A new, patent-pending idea called "Warp processing" has been developed by Frank Vahid, a Prof of Computer Science and Engineering at the University of California, Riverside.
The technique give computers the ability to improve their own performance over time.
Here’s how Warp processing works: when a program first runs on a microprocessor (such as a Pentium), the chip monitors the program to detect its most frequently-executed parts.
The microprocessor then automatically moves those parts to a field-programmable gate array, or FPGA. 'An FPGA can execute some (but not all) programs much faster than a microprocessor – 10 times, 100 times, even 1,000 times faster,' explained Vahid.
'If the microprocessor then finds that the FPGA is faster for that particular part of the program, it automatically moves it to the FPGA, causing the program execution to ‘warp.’”

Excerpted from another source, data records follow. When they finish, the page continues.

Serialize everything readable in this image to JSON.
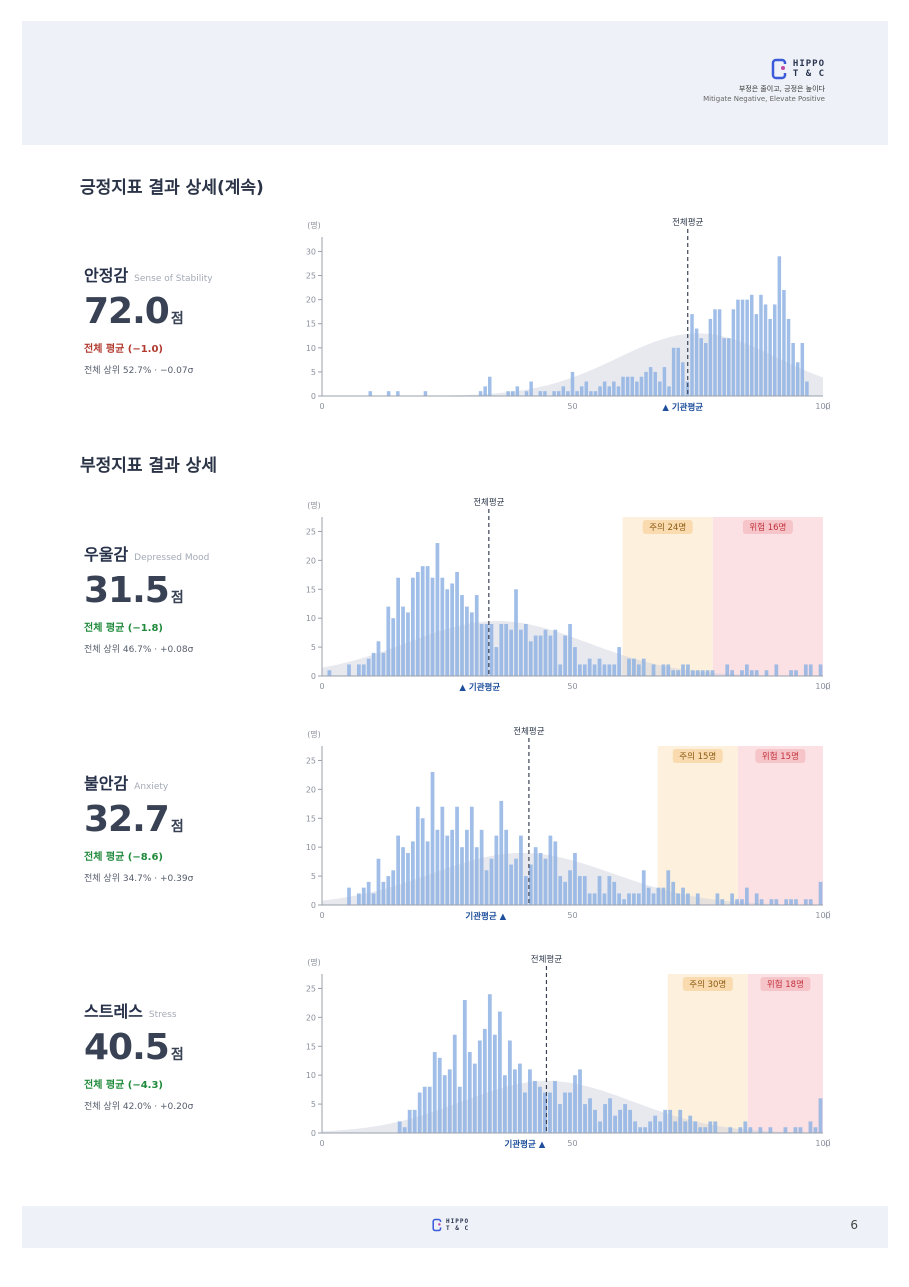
{
  "header": {
    "brand_line1": "HIPPO",
    "brand_line2": "T & C",
    "tagline_ko": "부정은 줄이고, 긍정은 높이다",
    "tagline_en": "Mitigate Negative, Elevate Positive"
  },
  "sections": {
    "positive_title": "긍정지표 결과 상세(계속)",
    "negative_title": "부정지표 결과 상세"
  },
  "metrics": {
    "stability": {
      "name": "안정감",
      "name_en": "Sense of Stability",
      "score": "72.0",
      "unit": "점",
      "avg_text": "전체 평균 (−1.0)",
      "avg_color": "#b23a2f",
      "rank_text": "전체 상위 52.7% · −0.07σ"
    },
    "depressed": {
      "name": "우울감",
      "name_en": "Depressed Mood",
      "score": "31.5",
      "unit": "점",
      "avg_text": "전체 평균 (−1.8)",
      "avg_color": "#1f8a3b",
      "rank_text": "전체 상위 46.7% · +0.08σ"
    },
    "anxiety": {
      "name": "불안감",
      "name_en": "Anxiety",
      "score": "32.7",
      "unit": "점",
      "avg_text": "전체 평균 (−8.6)",
      "avg_color": "#1f8a3b",
      "rank_text": "전체 상위 34.7% · +0.39σ"
    },
    "stress": {
      "name": "스트레스",
      "name_en": "Stress",
      "score": "40.5",
      "unit": "점",
      "avg_text": "전체 평균 (−4.3)",
      "avg_color": "#1f8a3b",
      "rank_text": "전체 상위 42.0% · +0.20σ"
    }
  },
  "footer": {
    "brand_line1": "HIPPO",
    "brand_line2": "T & C",
    "page_number": "6"
  },
  "chart_data": [
    {
      "type": "bar",
      "id": "stability",
      "y_unit_label": "(명)",
      "x_unit_label": "(점)",
      "x_ticks": [
        "0",
        "50",
        "100"
      ],
      "y_ticks": [
        "0",
        "5",
        "10",
        "15",
        "20",
        "25",
        "30"
      ],
      "xlim": [
        0,
        100
      ],
      "ylim": [
        0,
        33
      ],
      "overall_avg_label": "전체평균",
      "overall_avg": 73,
      "inst_avg_label": "▲ 기관평균",
      "inst_avg": 72.0,
      "curve": {
        "mean": 75,
        "sd": 16,
        "peak": 13
      },
      "zones": [],
      "values": [
        0,
        0,
        0,
        0,
        0,
        0,
        0,
        0,
        0,
        0,
        1,
        0,
        0,
        0,
        1,
        0,
        1,
        0,
        0,
        0,
        0,
        0,
        1,
        0,
        0,
        0,
        0,
        0,
        0,
        0,
        0,
        0,
        0,
        0,
        1,
        2,
        4,
        0,
        0,
        0,
        1,
        1,
        2,
        0,
        1,
        3,
        0,
        1,
        1,
        0,
        1,
        1,
        2,
        1,
        5,
        1,
        2,
        3,
        1,
        1,
        2,
        3,
        2,
        3,
        2,
        4,
        4,
        4,
        3,
        4,
        5,
        6,
        5,
        3,
        6,
        2,
        10,
        10,
        7,
        3,
        17,
        14,
        12,
        11,
        16,
        18,
        18,
        12,
        12,
        18,
        20,
        20,
        20,
        21,
        17,
        21,
        19,
        16,
        19,
        29,
        22,
        16,
        11,
        7,
        11,
        3,
        0,
        0,
        0
      ]
    },
    {
      "type": "bar",
      "id": "depressed",
      "y_unit_label": "(명)",
      "x_unit_label": "(점)",
      "x_ticks": [
        "0",
        "50",
        "100"
      ],
      "y_ticks": [
        "0",
        "5",
        "10",
        "15",
        "20",
        "25"
      ],
      "xlim": [
        0,
        100
      ],
      "ylim": [
        0,
        27.5
      ],
      "overall_avg_label": "전체평균",
      "overall_avg": 33.3,
      "inst_avg_label": "▲ 기관평균",
      "inst_avg": 31.5,
      "curve": {
        "mean": 35,
        "sd": 18,
        "peak": 9.5
      },
      "zones": [
        {
          "from": 60,
          "to": 78,
          "label": "주의 24명",
          "kind": "caution"
        },
        {
          "from": 78,
          "to": 100,
          "label": "위험 16명",
          "kind": "danger"
        }
      ],
      "values": [
        0,
        1,
        0,
        0,
        0,
        2,
        0,
        2,
        2,
        3,
        4,
        6,
        4,
        12,
        10,
        17,
        12,
        11,
        17,
        18,
        19,
        19,
        17,
        23,
        17,
        15,
        16,
        18,
        14,
        12,
        11,
        14,
        9,
        9,
        9,
        5,
        9,
        9,
        8,
        15,
        8,
        9,
        6,
        7,
        7,
        8,
        7,
        8,
        2,
        7,
        9,
        5,
        2,
        2,
        3,
        2,
        3,
        2,
        2,
        2,
        5,
        0,
        3,
        3,
        2,
        3,
        0,
        2,
        0,
        2,
        2,
        1,
        1,
        2,
        2,
        1,
        1,
        1,
        1,
        1,
        0,
        0,
        2,
        1,
        0,
        1,
        2,
        1,
        1,
        0,
        1,
        0,
        2,
        0,
        0,
        1,
        1,
        0,
        2,
        2,
        0,
        2
      ]
    },
    {
      "type": "bar",
      "id": "anxiety",
      "y_unit_label": "(명)",
      "x_unit_label": "(점)",
      "x_ticks": [
        "0",
        "50",
        "100"
      ],
      "y_ticks": [
        "0",
        "5",
        "10",
        "15",
        "20",
        "25"
      ],
      "xlim": [
        0,
        100
      ],
      "ylim": [
        0,
        27.5
      ],
      "overall_avg_label": "전체평균",
      "overall_avg": 41.3,
      "inst_avg_label": "기관평균 ▲",
      "inst_avg": 32.7,
      "curve": {
        "mean": 40,
        "sd": 18,
        "peak": 9
      },
      "zones": [
        {
          "from": 67,
          "to": 83,
          "label": "주의 15명",
          "kind": "caution"
        },
        {
          "from": 83,
          "to": 100,
          "label": "위험 15명",
          "kind": "danger"
        }
      ],
      "values": [
        0,
        0,
        0,
        0,
        0,
        3,
        0,
        2,
        3,
        4,
        2,
        8,
        4,
        5,
        6,
        12,
        10,
        9,
        11,
        17,
        15,
        11,
        23,
        13,
        17,
        12,
        13,
        17,
        10,
        13,
        17,
        10,
        13,
        6,
        8,
        12,
        18,
        13,
        7,
        8,
        12,
        5,
        7,
        10,
        9,
        8,
        12,
        11,
        5,
        4,
        6,
        9,
        5,
        5,
        2,
        2,
        5,
        2,
        5,
        4,
        2,
        1,
        2,
        2,
        2,
        6,
        3,
        2,
        3,
        3,
        6,
        4,
        2,
        3,
        2,
        0,
        2,
        0,
        0,
        0,
        2,
        1,
        0,
        2,
        1,
        1,
        3,
        0,
        2,
        1,
        0,
        1,
        1,
        0,
        1,
        1,
        1,
        0,
        1,
        1,
        0,
        4
      ]
    },
    {
      "type": "bar",
      "id": "stress",
      "y_unit_label": "(명)",
      "x_unit_label": "(점)",
      "x_ticks": [
        "0",
        "50",
        "100"
      ],
      "y_ticks": [
        "0",
        "5",
        "10",
        "15",
        "20",
        "25"
      ],
      "xlim": [
        0,
        100
      ],
      "ylim": [
        0,
        27.5
      ],
      "overall_avg_label": "전체평균",
      "overall_avg": 44.8,
      "inst_avg_label": "기관평균 ▲",
      "inst_avg": 40.5,
      "curve": {
        "mean": 45,
        "sd": 17,
        "peak": 9
      },
      "zones": [
        {
          "from": 69,
          "to": 85,
          "label": "주의 30명",
          "kind": "caution"
        },
        {
          "from": 85,
          "to": 100,
          "label": "위험 18명",
          "kind": "danger"
        }
      ],
      "values": [
        0,
        0,
        0,
        0,
        0,
        0,
        0,
        0,
        0,
        0,
        0,
        0,
        0,
        0,
        0,
        2,
        1,
        4,
        4,
        7,
        8,
        8,
        14,
        13,
        10,
        11,
        17,
        8,
        23,
        14,
        12,
        16,
        18,
        24,
        17,
        21,
        10,
        16,
        11,
        12,
        7,
        11,
        9,
        8,
        7,
        7,
        9,
        5,
        7,
        7,
        10,
        11,
        5,
        6,
        4,
        2,
        5,
        6,
        3,
        4,
        5,
        4,
        2,
        1,
        1,
        2,
        3,
        2,
        4,
        4,
        2,
        4,
        2,
        3,
        2,
        1,
        1,
        2,
        2,
        0,
        0,
        1,
        0,
        1,
        2,
        1,
        0,
        1,
        0,
        1,
        0,
        0,
        1,
        0,
        1,
        1,
        0,
        2,
        1,
        6
      ]
    }
  ]
}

By performing optimisations at runtime, Warp processors eliminate the extra designer effort associated with traditional compile-time optimisations.
FPGAs can benefit a wide range of applications, including video and audio processing, encryption and decryption, encoding, and compression and decompression – anything that is compute-intensive and operates on large streams of data.
The benefits of Warp processing are just being discovered by the computing industry. A range of companies including IBM, Intel and Motorola’s Freescale have already pursued licenses for the technology through UCR’s funding source, the Semiconductor Research Corporation.